19. There will never be a "Bridesmaids" sequel.

Unsurprisingly, considering "Bridesmaids"' monster success, talk of a sequel has continued to follow the team around since 2011. Although several key players, including director Feig, have admitted they're open to the idea, Wiig has explicitly stated on several occasions that she has no interest in revisiting her former glories. During a 2021 appearance on Andy Cohen's Sirius XM show, the star explained, "I just don't want it to be translated as a negative thing, because we obviously love the movie . . . We feel like we told that story and we were just so excited to do other things."

20. "Bridesmaids" inspired "Barb & Star Go to Visit Del Mar."

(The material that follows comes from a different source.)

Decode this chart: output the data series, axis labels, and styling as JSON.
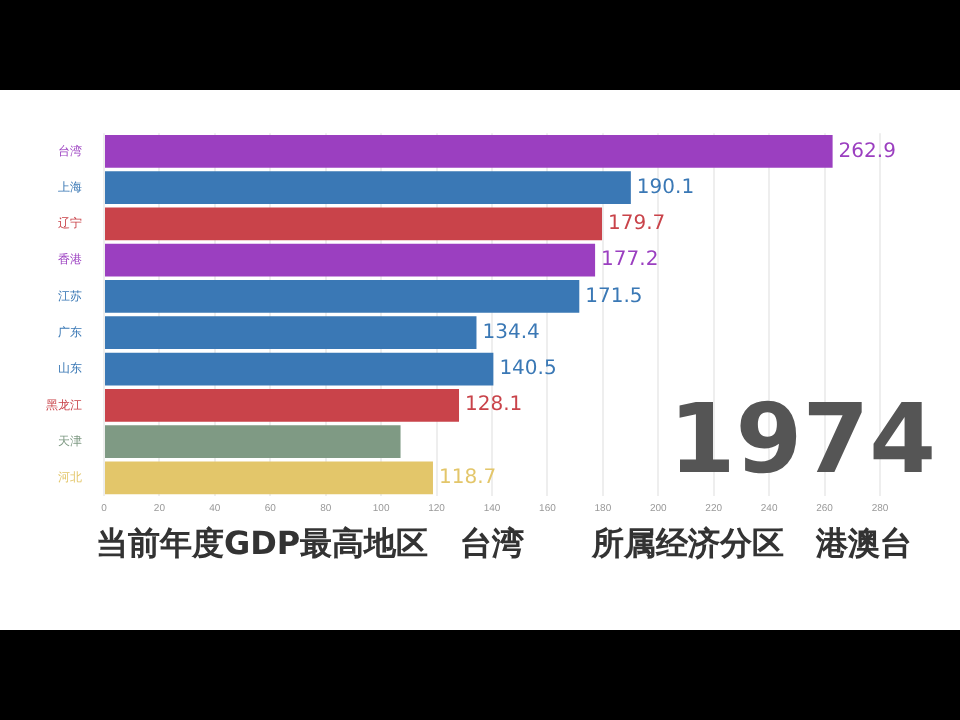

There might never be another "Bridesmaids" film, but Wiig and Mumolo offered the next best thing in 2021 with "Barb & Star Go to Vista Del Mar." Co-written by and starring the pair, the unashamedly silly comedy was actually inspired by several outtakes from their first venture. "We would go off on tangents when writing scenes between Lillian and her mom," Wiig told People. "None of those scenes made it in the movie because they had nothing to do with anything!" Still, the duo were so enamored with these non sequiturs that they decided to flesh them out into another modern comedy classic (which also features a lot of the surreal humor that they originally wanted to include in "Bridesmaids").